A local butcher carries his shop sign across a snowy pavement in  County Durham, Britain, as Storm Eunice makes landfall.

The UK’s Met Office issued its rare red weather alert for the southwest on Thursday, and expanded that early Friday to the southeast, which includes London. CNN observed heavy winds on the southern English coast as well.

A red warning means there is a potential threat to life from flying debris.

UK Prime Minister Boris Johnson’s cabinet will hold an emergency meeting later Friday to discuss a response to the storm Eunice, a government spokesperson said in a statement to CNN.

British Airways looking at using bigger planes

Dozens of flights were canceled at major airports Friday, including London Heathrow and London City Airport.

British Airways said it was grounding a number of planes and expected “significant disruption,” but that most flights would go ahead as planned.

“Safety is our number one priority, and we’re canceling a number of flights,” British Airways said in a statement.

The airline said it was looking at deploying larger aircraft where possible to better withstand the weather.

Rail companies have urged customers to reconsider their plans, with blanket speed restrictions in place for most lines across the country.
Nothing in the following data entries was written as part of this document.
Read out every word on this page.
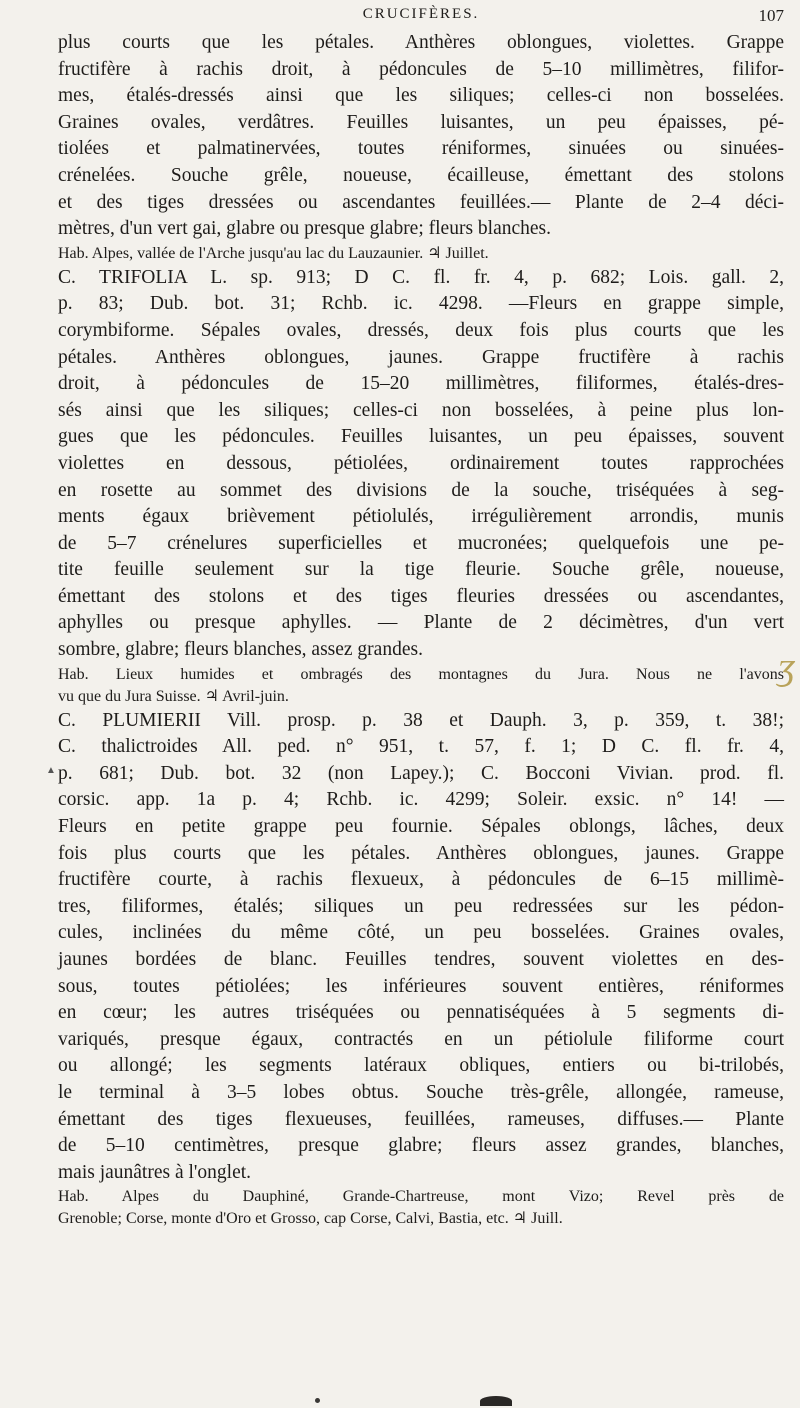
CRUCIFÈRES.	107

plus courts que les pétales. Anthères oblongues, violettes. Grappe
fructifère à rachis droit, à pédoncules de 5–10 millimètres, filifor-
mes, étalés-dressés ainsi que les siliques; celles-ci non bosselées.
Graines ovales, verdâtres. Feuilles luisantes, un peu épaisses, pé-
tiolées et palmatinervées, toutes réniformes, sinuées ou sinuées-
crénelées. Souche grêle, noueuse, écailleuse, émettant des stolons
et des tiges dressées ou ascendantes feuillées.— Plante de 2–4 déci-
mètres, d'un vert gai, glabre ou presque glabre; fleurs blanches.

Hab. Alpes, vallée de l'Arche jusqu'au lac du Lauzaunier. ♃ Juillet.

C. TRIFOLIA L. sp. 913; D C. fl. fr. 4, p. 682; Lois. gall. 2,
p. 83; Dub. bot. 31; Rchb. ic. 4298. —Fleurs en grappe simple,
corymbiforme. Sépales ovales, dressés, deux fois plus courts que les
pétales. Anthères oblongues, jaunes. Grappe fructifère à rachis
droit, à pédoncules de 15–20 millimètres, filiformes, étalés-dres-
sés ainsi que les siliques; celles-ci non bosselées, à peine plus lon-
gues que les pédoncules. Feuilles luisantes, un peu épaisses, souvent
violettes en dessous, pétiolées, ordinairement toutes rapprochées
en rosette au sommet des divisions de la souche, triséquées à seg-
ments égaux brièvement pétiolulés, irrégulièrement arrondis, munis
de 5–7 crénelures superficielles et mucronées; quelquefois une pe-
tite feuille seulement sur la tige fleurie. Souche grêle, noueuse,
émettant des stolons et des tiges fleuries dressées ou ascendantes,
aphylles ou presque aphylles. — Plante de 2 décimètres, d'un vert
sombre, glabre; fleurs blanches, assez grandes.

Hab. Lieux humides et ombragés des montagnes du Jura. Nous ne l'avons
vu que du Jura Suisse. ♃ Avril-juin.

C. PLUMIERII Vill. prosp. p. 38 et Dauph. 3, p. 359, t. 38!;
C. thalictroides All. ped. n° 951, t. 57, f. 1; D C. fl. fr. 4,
p. 681; Dub. bot. 32 (non Lapey.); C. Bocconi Vivian. prod. fl.
corsic. app. 1a p. 4; Rchb. ic. 4299; Soleir. exsic. n° 14! —
Fleurs en petite grappe peu fournie. Sépales oblongs, lâches, deux
fois plus courts que les pétales. Anthères oblongues, jaunes. Grappe
fructifère courte, à rachis flexueux, à pédoncules de 6–15 millimè-
tres, filiformes, étalés; siliques un peu redressées sur les pédon-
cules, inclinées du même côté, un peu bosselées. Graines ovales,
jaunes bordées de blanc. Feuilles tendres, souvent violettes en des-
sous, toutes pétiolées; les inférieures souvent entières, réniformes
en cœur; les autres triséquées ou pennatiséquées à 5 segments di-
variqués, presque égaux, contractés en un pétiolule filiforme court
ou allongé; les segments latéraux obliques, entiers ou bi-trilobés,
le terminal à 3–5 lobes obtus. Souche très-grêle, allongée, rameuse,
émettant des tiges flexueuses, feuillées, rameuses, diffuses.— Plante
de 5–10 centimètres, presque glabre; fleurs assez grandes, blanches,
mais jaunâtres à l'onglet.

Hab. Alpes du Dauphiné, Grande-Chartreuse, mont Vizo; Revel près de
Grenoble; Corse, monte d'Oro et Grosso, cap Corse, Calvi, Bastia, etc. ♃ Juill.

ʒ
▲
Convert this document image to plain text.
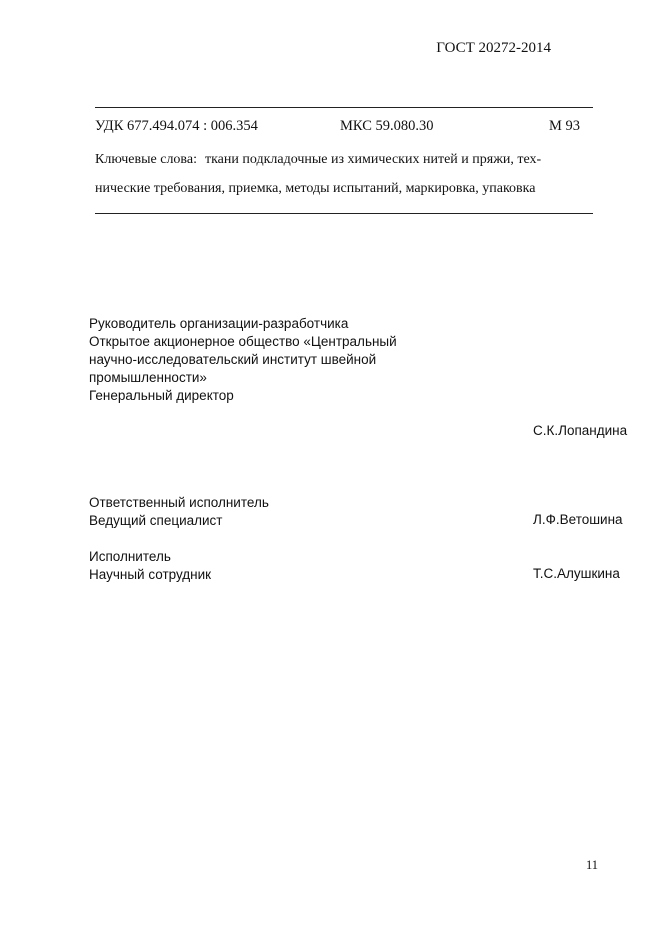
ГОСТ 20272-2014
УДК 677.494.074 : 006.354	МКС 59.080.30	М 93
Ключевые слова: ткани подкладочные из химических нитей и пряжи, тех-
нические требования, приемка, методы испытаний, маркировка, упаковка
Руководитель организации-разработчика
Открытое акционерное общество «Центральный
научно-исследовательский институт швейной
промышленности»
Генеральный директор
С.К.Лопандина
Ответственный исполнитель
Ведущий специалист	Л.Ф.Ветошина
Исполнитель
Научный сотрудник	Т.С.Алушкина
11
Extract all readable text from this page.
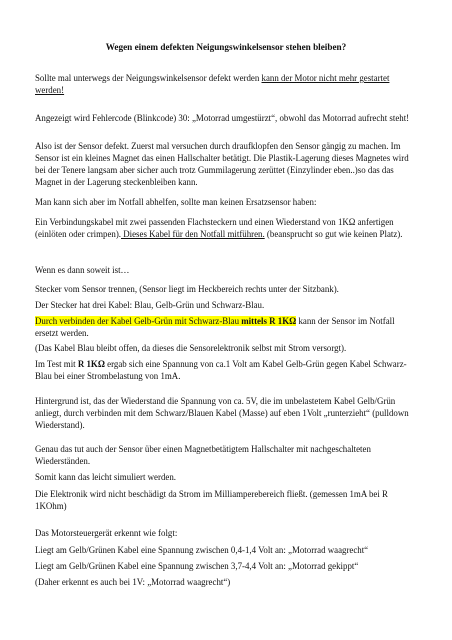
Wegen einem defekten Neigungswinkelsensor stehen bleiben?
Sollte mal unterwegs der Neigungswinkelsensor defekt werden kann der Motor nicht mehr gestartet werden!
Angezeigt wird Fehlercode (Blinkcode) 30: „Motorrad umgestürzt“, obwohl das Motorrad aufrecht steht!
Also ist der Sensor defekt. Zuerst mal versuchen durch draufklopfen den Sensor gängig zu machen. Im Sensor ist ein kleines Magnet das einen Hallschalter betätigt. Die Plastik-Lagerung dieses Magnetes wird bei der Tenere langsam aber sicher auch trotz Gummilagerung zerüttet (Einzylinder eben..)so das das Magnet in der Lagerung steckenbleiben kann.
Man kann sich aber im Notfall abhelfen, sollte man keinen Ersatzsensor haben:
Ein Verbindungskabel mit zwei passenden Flachsteckern und einen Wiederstand von 1KΩ anfertigen (einlöten oder crimpen). Dieses Kabel für den Notfall mitführen. (beansprucht so gut wie keinen Platz).
Wenn es dann soweit ist…
Stecker vom Sensor trennen, (Sensor liegt im Heckbereich rechts unter der Sitzbank).
Der Stecker hat drei Kabel: Blau, Gelb-Grün und Schwarz-Blau.
Durch verbinden der Kabel Gelb-Grün mit Schwarz-Blau mittels R 1KΩ kann der Sensor im Notfall ersetzt werden.
(Das Kabel Blau bleibt offen, da dieses die Sensorelektronik selbst mit Strom versorgt).
Im Test mit R 1KΩ ergab sich eine Spannung von ca.1 Volt am Kabel Gelb-Grün gegen Kabel Schwarz-Blau bei einer Strombelastung von 1mA.
Hintergrund ist, das der Wiederstand die Spannung von ca. 5V, die im unbelastetem Kabel Gelb/Grün anliegt, durch verbinden mit dem Schwarz/Blauen Kabel (Masse) auf eben 1Volt „runterzieht“ (pulldown Wiederstand).
Genau das tut auch der Sensor über einen Magnetbetätigtem Hallschalter mit nachgeschalteten Wiederständen.
Somit kann das leicht simuliert werden.
Die Elektronik wird nicht beschädigt da Strom im Milliamperebereich fließt. (gemessen 1mA bei R 1KOhm)
Das Motorsteuergerät erkennt wie folgt:
Liegt am Gelb/Grünen Kabel eine Spannung zwischen 0,4-1,4 Volt an: „Motorrad waagrecht“
Liegt am Gelb/Grünen Kabel eine Spannung zwischen 3,7-4,4 Volt an: „Motorrad gekippt“
(Daher erkennt es auch bei 1V: „Motorrad waagrecht“)
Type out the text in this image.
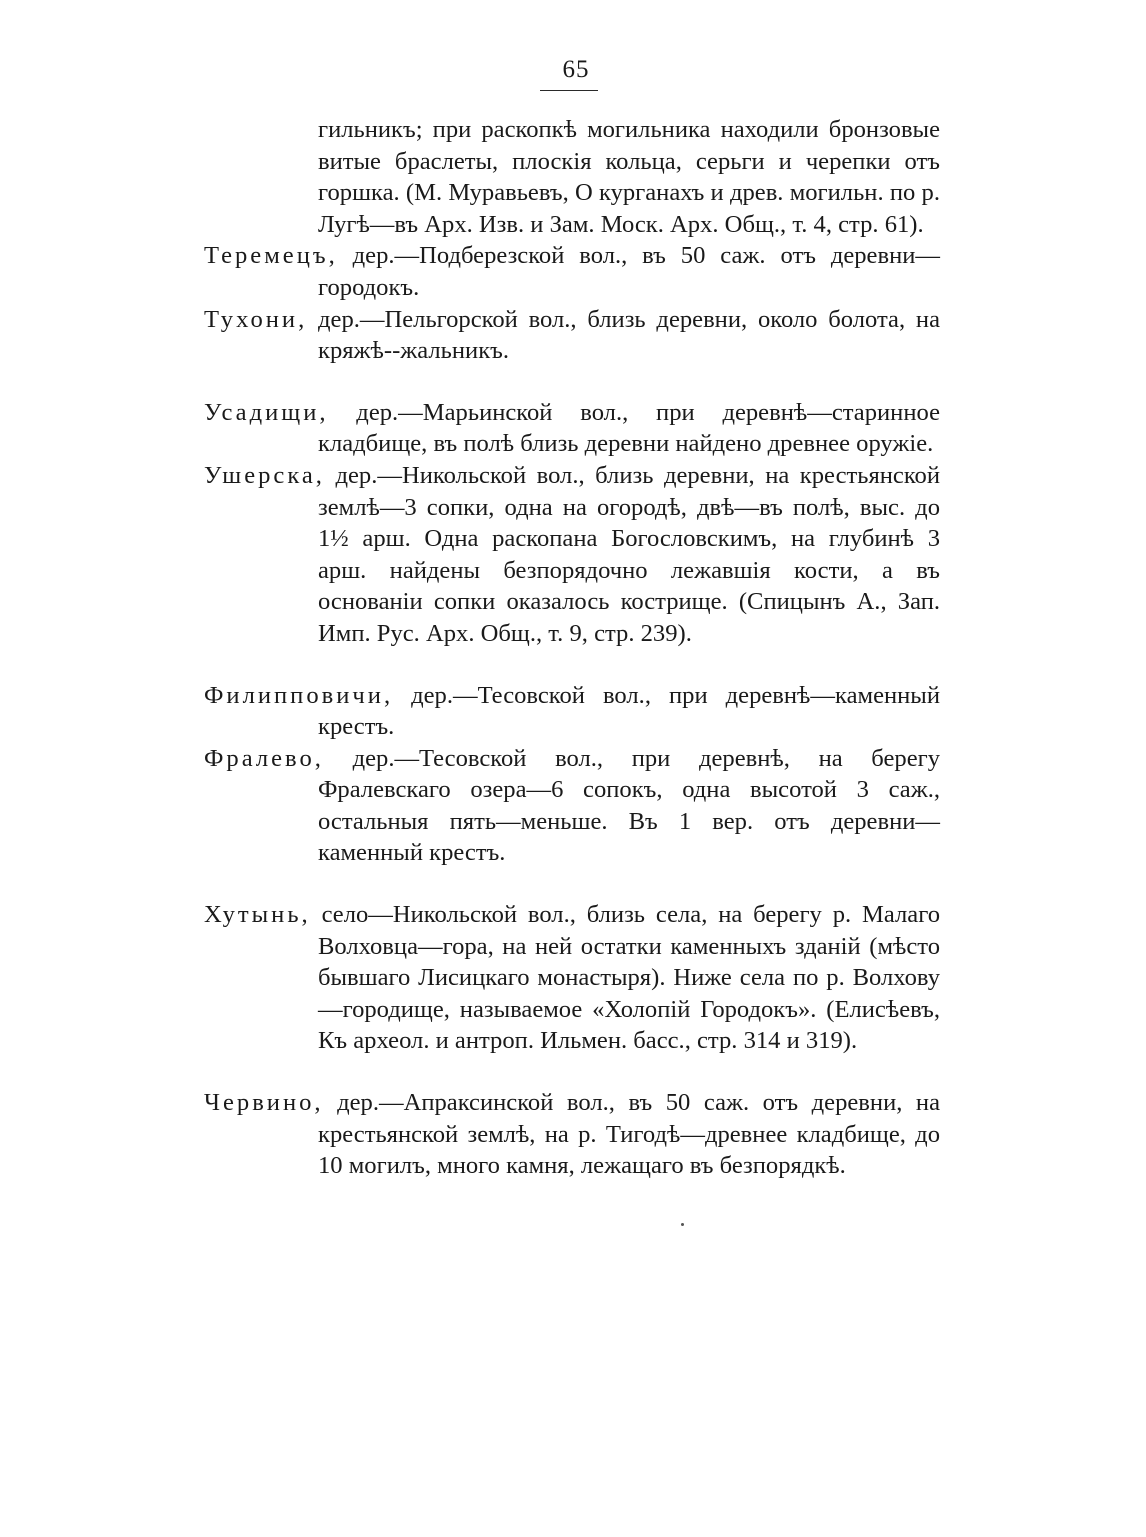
65

гильникъ; при раскопкѣ могильника находили бронзовые витые браслеты, плоскія кольца, серьги и черепки отъ горшка. (М. Муравьевъ, О курганахъ и древ. могильн. по р. Лугѣ—въ Арх. Изв. и Зам. Моск. Арх. Общ., т. 4, стр. 61).

Теремецъ, дер.—Подберезской вол., въ 50 саж. отъ деревни—городокъ.

Тухони, дер.—Пельгорской вол., близь деревни, около болота, на кряжѣ--жальникъ.

Усадищи, дер.—Марьинской вол., при деревнѣ—старинное кладбище, въ полѣ близь деревни найдено древнее оружіе.

Ушерска, дер.—Никольской вол., близь деревни, на крестьянской землѣ—3 сопки, одна на огородѣ, двѣ—въ полѣ, выс. до 1½ арш. Одна раскопана Богословскимъ, на глубинѣ 3 арш. найдены безпорядочно лежавшія кости, а въ основаніи сопки оказалось кострище. (Спицынъ А., Зап. Имп. Рус. Арх. Общ., т. 9, стр. 239).

Филипповичи, дер.—Тесовской вол., при деревнѣ—каменный крестъ.

Фралево, дер.—Тесовской вол., при деревнѣ, на берегу Фралевскаго озера—6 сопокъ, одна высотой 3 саж., остальныя пять—меньше. Въ 1 вер. отъ деревни—каменный крестъ.

Хутынь, село—Никольской вол., близь села, на берегу р. Малаго Волховца—гора, на ней остатки каменныхъ зданій (мѣсто бывшаго Лисицкаго монастыря). Ниже села по р. Волхову—городище, называемое «Холопій Городокъ». (Елисѣевъ, Къ археол. и антроп. Ильмен. басс., стр. 314 и 319).

Червино, дер.—Апраксинской вол., въ 50 саж. отъ деревни, на крестьянской землѣ, на р. Тигодѣ—древнее кладбище, до 10 могилъ, много камня, лежащаго въ безпорядкѣ.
A person walks past a sign at Waterloo station, warning of severe weather.
Motorists drive through the sleet and snow along the M8 motorway near Bathgate in West Lothian as Storm Eunice sweeps across the UK after hitting the south coast earlier on Friday.

In a statement Friday, Network Rail warned of high winds blowing trees and other debris onto railway lines, which then block trains and cause delays and cancelations.

Eunice is the second storm in a week for the UK after Storm Dudley battered parts of Scotland, northern England and Northern Ireland Wednesday, leaving thousands of homes without power. Those homes have since been reconnected.

Hannah Cloke, professor of Hydrology at Britain’s University of Reading said in a statement that the red alert was “the most severe and rarest type of warning issued by the Met Office.”

“It reflects the greater confidence that forecasters have closer to the event that it will be really, really windy and that people are putting their lives at risk unless they take action now,” she said.

Other parts of the country have been issued lower amber alerts, but Cloke warned that those areas would also be impacted by gusty winds.

Cole said earlier that people should not to take the red alert “lightly,” as the winds could “uproot trees, which can block roads and crush cars or buildings. They can pick up roof tiles and hurl them around.”

She added, “If you’re hit by one of those you will be seriously hurt or killed. Wind that strong will sweep people and vehicles off streets, and topple electricity lines.”